In a sense, I'm learning to not give a fuck anymore. Because honestly, who cares, who's counting, who's watching, and who's judging? I know this may seem kind of weird, but it's something that's been really helping me relax. The list goes on and on though.
I'm working on getting into meditation, yoga, relaxing in steam rooms, enjoying the sun/beach, and working out everyday. I already strongly believe in karma and being incredibly positive. I try my hardest to be positive at all times, and never talk negative, or talk shit about people, ever. Not to say I'm perfect, but I do believe I am a very positive person. I already eat healthy, and have been Vegan for two years now, although I still eat fish. No, I'm not a Pescetarian, which is what everyone thinks, they still eat eggs and dairy.
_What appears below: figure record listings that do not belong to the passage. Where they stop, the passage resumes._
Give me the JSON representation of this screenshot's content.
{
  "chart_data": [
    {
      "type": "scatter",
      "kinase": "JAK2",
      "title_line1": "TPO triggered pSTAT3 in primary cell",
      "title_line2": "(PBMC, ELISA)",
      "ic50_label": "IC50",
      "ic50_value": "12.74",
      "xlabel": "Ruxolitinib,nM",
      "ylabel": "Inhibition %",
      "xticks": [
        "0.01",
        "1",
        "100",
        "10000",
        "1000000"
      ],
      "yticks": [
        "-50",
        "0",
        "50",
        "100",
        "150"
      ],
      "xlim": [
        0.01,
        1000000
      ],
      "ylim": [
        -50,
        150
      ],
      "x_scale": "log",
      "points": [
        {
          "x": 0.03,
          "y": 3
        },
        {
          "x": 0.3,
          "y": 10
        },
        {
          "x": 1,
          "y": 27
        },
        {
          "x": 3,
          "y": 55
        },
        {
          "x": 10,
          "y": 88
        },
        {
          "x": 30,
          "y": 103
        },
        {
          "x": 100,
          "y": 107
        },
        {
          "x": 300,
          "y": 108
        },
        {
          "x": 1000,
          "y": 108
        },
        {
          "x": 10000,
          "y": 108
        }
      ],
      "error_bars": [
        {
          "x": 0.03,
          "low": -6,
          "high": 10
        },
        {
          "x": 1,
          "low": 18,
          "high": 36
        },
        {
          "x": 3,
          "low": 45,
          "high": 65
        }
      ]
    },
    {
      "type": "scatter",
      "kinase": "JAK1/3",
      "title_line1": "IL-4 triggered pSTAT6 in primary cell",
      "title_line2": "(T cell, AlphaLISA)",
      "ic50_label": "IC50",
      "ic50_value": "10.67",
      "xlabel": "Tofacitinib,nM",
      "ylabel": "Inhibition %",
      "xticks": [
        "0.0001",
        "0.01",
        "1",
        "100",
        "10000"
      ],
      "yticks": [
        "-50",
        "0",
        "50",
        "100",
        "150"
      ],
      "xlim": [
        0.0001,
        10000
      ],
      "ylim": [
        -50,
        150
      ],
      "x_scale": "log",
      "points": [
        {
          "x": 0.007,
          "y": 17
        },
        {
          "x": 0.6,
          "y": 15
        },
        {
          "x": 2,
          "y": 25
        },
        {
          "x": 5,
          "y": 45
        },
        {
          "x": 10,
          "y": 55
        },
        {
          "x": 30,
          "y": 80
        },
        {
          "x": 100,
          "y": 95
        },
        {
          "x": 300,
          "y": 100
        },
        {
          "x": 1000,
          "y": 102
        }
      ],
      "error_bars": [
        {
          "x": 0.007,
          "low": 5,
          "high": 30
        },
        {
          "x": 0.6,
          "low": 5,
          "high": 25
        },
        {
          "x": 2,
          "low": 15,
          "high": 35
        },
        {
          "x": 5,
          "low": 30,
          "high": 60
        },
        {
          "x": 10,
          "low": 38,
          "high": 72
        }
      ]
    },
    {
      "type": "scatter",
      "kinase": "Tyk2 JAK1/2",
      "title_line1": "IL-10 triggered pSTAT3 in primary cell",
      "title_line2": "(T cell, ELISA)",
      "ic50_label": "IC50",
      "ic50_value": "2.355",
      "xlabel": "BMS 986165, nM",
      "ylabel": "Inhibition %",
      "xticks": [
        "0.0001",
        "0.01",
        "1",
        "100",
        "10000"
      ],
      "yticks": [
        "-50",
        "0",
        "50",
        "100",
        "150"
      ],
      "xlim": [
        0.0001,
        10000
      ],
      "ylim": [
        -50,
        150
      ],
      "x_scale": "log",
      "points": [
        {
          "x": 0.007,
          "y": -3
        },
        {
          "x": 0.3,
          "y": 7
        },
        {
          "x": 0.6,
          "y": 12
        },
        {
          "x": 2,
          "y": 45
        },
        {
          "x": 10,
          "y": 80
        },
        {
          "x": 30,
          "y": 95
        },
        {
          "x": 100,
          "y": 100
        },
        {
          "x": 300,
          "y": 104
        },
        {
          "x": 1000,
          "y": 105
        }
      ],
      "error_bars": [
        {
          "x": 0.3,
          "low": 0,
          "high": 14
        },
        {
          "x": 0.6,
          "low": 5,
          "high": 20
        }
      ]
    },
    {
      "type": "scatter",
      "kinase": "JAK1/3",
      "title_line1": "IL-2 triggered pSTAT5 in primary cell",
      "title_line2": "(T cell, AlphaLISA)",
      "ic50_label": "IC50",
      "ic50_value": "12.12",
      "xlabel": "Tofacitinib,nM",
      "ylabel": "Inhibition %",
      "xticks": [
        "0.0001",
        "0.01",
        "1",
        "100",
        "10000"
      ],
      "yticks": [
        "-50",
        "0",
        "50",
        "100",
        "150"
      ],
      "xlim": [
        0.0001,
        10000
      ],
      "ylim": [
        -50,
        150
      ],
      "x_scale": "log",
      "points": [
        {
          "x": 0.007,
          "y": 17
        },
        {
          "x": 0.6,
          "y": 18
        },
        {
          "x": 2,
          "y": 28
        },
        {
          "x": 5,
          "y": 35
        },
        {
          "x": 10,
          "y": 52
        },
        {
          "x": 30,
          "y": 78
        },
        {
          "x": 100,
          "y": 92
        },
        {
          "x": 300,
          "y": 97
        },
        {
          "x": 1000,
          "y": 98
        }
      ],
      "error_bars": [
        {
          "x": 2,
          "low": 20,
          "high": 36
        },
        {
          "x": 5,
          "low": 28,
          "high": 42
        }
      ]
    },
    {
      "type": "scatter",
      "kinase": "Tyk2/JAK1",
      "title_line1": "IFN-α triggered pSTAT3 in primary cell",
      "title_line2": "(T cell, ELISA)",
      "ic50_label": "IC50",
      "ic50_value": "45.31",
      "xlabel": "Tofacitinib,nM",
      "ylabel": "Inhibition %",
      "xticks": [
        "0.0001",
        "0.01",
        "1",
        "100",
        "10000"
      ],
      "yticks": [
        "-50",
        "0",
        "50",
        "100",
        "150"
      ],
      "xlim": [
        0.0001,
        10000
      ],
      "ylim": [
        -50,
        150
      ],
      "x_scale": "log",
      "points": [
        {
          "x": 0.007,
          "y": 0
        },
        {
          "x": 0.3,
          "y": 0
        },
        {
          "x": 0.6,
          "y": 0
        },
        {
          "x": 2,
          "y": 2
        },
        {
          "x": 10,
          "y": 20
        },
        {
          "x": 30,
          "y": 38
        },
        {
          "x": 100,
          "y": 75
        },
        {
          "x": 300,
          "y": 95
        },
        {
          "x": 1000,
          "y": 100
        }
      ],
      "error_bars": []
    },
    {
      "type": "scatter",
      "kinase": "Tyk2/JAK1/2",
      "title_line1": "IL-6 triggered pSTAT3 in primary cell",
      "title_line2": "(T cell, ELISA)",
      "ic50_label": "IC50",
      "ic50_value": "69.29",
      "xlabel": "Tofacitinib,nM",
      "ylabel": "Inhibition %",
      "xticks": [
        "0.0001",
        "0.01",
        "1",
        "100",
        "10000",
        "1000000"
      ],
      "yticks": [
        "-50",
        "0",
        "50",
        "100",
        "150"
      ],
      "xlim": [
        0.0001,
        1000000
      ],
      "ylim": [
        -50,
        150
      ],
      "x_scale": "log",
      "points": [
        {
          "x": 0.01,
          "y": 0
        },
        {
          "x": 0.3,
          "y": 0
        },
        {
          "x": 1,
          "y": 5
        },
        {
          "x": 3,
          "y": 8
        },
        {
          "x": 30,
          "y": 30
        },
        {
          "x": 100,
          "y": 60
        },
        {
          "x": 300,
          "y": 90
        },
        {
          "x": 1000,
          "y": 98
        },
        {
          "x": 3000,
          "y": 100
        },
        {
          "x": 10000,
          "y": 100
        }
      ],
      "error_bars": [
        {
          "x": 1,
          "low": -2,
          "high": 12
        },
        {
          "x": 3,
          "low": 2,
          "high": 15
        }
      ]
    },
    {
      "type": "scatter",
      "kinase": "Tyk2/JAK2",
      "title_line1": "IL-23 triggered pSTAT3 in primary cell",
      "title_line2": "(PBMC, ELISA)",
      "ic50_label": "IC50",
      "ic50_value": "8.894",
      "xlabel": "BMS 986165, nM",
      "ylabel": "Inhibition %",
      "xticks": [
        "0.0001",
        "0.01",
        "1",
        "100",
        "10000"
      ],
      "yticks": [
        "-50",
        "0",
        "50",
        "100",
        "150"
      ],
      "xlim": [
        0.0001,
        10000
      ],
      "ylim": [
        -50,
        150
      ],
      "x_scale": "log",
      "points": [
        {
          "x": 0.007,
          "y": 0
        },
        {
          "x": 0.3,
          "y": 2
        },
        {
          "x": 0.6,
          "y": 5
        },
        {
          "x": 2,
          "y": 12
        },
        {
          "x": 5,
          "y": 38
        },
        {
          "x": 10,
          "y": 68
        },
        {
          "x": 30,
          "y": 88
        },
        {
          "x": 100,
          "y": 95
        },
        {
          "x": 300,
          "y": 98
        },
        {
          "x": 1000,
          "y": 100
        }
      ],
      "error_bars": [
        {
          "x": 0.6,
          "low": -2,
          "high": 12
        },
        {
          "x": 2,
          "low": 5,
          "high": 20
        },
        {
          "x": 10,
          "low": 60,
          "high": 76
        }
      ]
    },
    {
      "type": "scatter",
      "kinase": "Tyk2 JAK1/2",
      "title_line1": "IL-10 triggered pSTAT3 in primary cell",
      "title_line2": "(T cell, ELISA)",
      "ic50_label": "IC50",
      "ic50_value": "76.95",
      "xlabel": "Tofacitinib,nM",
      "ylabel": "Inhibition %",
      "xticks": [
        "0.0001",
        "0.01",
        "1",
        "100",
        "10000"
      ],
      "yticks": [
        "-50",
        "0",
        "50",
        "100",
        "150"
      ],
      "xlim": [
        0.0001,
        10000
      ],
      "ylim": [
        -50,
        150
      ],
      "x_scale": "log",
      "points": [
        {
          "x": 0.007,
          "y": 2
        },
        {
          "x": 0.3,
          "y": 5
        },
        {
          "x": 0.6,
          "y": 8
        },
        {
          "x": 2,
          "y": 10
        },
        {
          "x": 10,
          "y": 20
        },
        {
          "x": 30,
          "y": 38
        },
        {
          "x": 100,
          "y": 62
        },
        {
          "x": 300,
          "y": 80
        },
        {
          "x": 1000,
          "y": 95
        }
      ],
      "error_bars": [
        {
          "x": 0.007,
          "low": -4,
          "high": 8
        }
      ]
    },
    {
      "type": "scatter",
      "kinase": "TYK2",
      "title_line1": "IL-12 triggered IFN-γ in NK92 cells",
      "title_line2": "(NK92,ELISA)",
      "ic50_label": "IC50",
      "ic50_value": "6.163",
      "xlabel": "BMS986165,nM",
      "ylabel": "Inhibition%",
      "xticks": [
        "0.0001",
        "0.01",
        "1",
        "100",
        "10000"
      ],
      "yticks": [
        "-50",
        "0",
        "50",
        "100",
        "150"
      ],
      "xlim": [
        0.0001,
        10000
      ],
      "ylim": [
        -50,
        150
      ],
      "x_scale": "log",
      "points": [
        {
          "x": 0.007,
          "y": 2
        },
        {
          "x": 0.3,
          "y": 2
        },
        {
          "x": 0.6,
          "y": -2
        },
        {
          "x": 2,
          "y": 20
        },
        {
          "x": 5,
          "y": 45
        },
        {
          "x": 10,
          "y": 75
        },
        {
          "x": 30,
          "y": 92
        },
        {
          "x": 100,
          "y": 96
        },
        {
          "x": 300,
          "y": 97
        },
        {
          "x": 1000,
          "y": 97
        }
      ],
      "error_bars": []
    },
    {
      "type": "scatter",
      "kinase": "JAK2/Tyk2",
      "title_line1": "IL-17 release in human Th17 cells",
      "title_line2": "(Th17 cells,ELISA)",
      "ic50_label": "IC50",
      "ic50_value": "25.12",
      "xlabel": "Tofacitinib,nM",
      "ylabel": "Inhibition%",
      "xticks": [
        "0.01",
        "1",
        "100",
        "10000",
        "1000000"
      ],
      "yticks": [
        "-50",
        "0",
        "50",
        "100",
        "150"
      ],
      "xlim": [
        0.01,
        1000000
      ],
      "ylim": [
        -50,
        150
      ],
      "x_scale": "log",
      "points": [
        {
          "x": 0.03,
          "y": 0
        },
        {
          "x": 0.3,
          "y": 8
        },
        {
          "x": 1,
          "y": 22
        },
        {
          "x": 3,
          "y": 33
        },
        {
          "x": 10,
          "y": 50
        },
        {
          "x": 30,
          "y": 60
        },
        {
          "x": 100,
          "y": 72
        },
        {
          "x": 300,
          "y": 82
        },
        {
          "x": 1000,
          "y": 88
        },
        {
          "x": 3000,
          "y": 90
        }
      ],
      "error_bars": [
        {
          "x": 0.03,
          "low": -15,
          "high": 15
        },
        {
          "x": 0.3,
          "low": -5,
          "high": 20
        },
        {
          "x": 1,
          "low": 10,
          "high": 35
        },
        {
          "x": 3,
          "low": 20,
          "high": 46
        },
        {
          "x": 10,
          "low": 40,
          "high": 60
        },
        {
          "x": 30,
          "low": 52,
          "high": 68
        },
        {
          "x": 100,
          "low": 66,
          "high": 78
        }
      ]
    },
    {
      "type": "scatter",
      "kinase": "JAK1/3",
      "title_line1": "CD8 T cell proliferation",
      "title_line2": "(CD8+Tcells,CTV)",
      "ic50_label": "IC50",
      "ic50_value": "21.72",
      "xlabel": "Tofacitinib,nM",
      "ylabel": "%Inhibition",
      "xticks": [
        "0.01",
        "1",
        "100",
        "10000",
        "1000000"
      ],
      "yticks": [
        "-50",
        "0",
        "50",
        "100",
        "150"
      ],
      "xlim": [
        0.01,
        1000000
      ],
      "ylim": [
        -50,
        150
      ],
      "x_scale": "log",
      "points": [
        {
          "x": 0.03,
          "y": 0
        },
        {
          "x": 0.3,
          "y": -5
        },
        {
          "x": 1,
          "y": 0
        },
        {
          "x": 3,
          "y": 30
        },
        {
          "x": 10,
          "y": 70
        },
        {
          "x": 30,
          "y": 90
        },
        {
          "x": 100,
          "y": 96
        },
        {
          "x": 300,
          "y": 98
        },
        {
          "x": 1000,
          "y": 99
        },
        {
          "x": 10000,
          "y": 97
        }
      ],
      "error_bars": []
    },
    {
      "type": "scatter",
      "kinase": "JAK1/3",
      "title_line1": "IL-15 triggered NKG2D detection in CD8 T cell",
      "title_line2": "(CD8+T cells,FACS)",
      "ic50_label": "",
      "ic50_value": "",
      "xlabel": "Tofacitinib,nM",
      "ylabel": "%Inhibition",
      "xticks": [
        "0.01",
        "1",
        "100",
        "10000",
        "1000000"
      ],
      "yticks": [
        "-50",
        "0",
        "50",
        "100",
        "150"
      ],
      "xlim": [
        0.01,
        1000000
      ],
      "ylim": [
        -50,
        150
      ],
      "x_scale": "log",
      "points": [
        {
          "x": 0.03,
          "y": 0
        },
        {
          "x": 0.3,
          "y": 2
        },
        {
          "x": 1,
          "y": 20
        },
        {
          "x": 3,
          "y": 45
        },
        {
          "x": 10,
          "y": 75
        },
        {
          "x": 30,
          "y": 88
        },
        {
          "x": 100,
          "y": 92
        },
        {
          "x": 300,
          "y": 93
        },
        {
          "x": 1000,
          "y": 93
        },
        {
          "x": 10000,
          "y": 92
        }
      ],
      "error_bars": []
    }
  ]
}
In conclusion, I can say this. Since my first $100,000 paycheck in January of 2006 till April of 2013 (present day), which is coming up on almost 8 entire years, of me blogging about my life, my ups, and my downs. I am beyond grateful for the experiences I've had. The people who have come in and out of my life. The people who are still in my life. The new people who are in my life. The family who has been there for me, even though I am a horrible family person. I am grateful that someone or something took everything away from me, and shattered me. I am grateful that I went through the drug experience I did, and came out of it alive. I am grateful to be alive, and to not be one of the suffering, or one of the underprivileged around the world. I plan to do something about this. Because every time I think about it, I know I could be doing something amazing for people around the world. I am grateful I am able to help people around me.
Success is great, and of course I'm driven, and hungry for more. But, really, success is just my creative outlet, it's all I'm good at. I can't draw, I can't sing, I'm not artistic at all. But, what I am good at, is building businesses, and getting things done. The older I get, the more I want to change the world. The more I want to travel. The more I want to experience. The more I want to inspire people.
I guess I need to end this blog at some point. So let me say one more thing. If I can do it. If I can strike luck and make millions, then have it all taken away. Hit rock bottom for three entire years, struggling, and get myself back up to the top. I have no doubt in my mind that you can do it too.
And on another note, it's not lonely at the top at all. I've even brought a few friends from the bottom, to the top, with me.
Just some random notes:
- The song I looped while writing this: Yiruma - River Flows In You. (you can listen to it in the audio player below)
- If any of you follow my blog, then you know I don't proofread my blogs, I just write what's on my mind, and click publish.
- I love Los Angeles, and don't think I will ever live anywhere else anytime soon.
- I want to go to Thailand soon.
- Zeus is still my homie.
- David Lehre made a pretty epic profile video for me.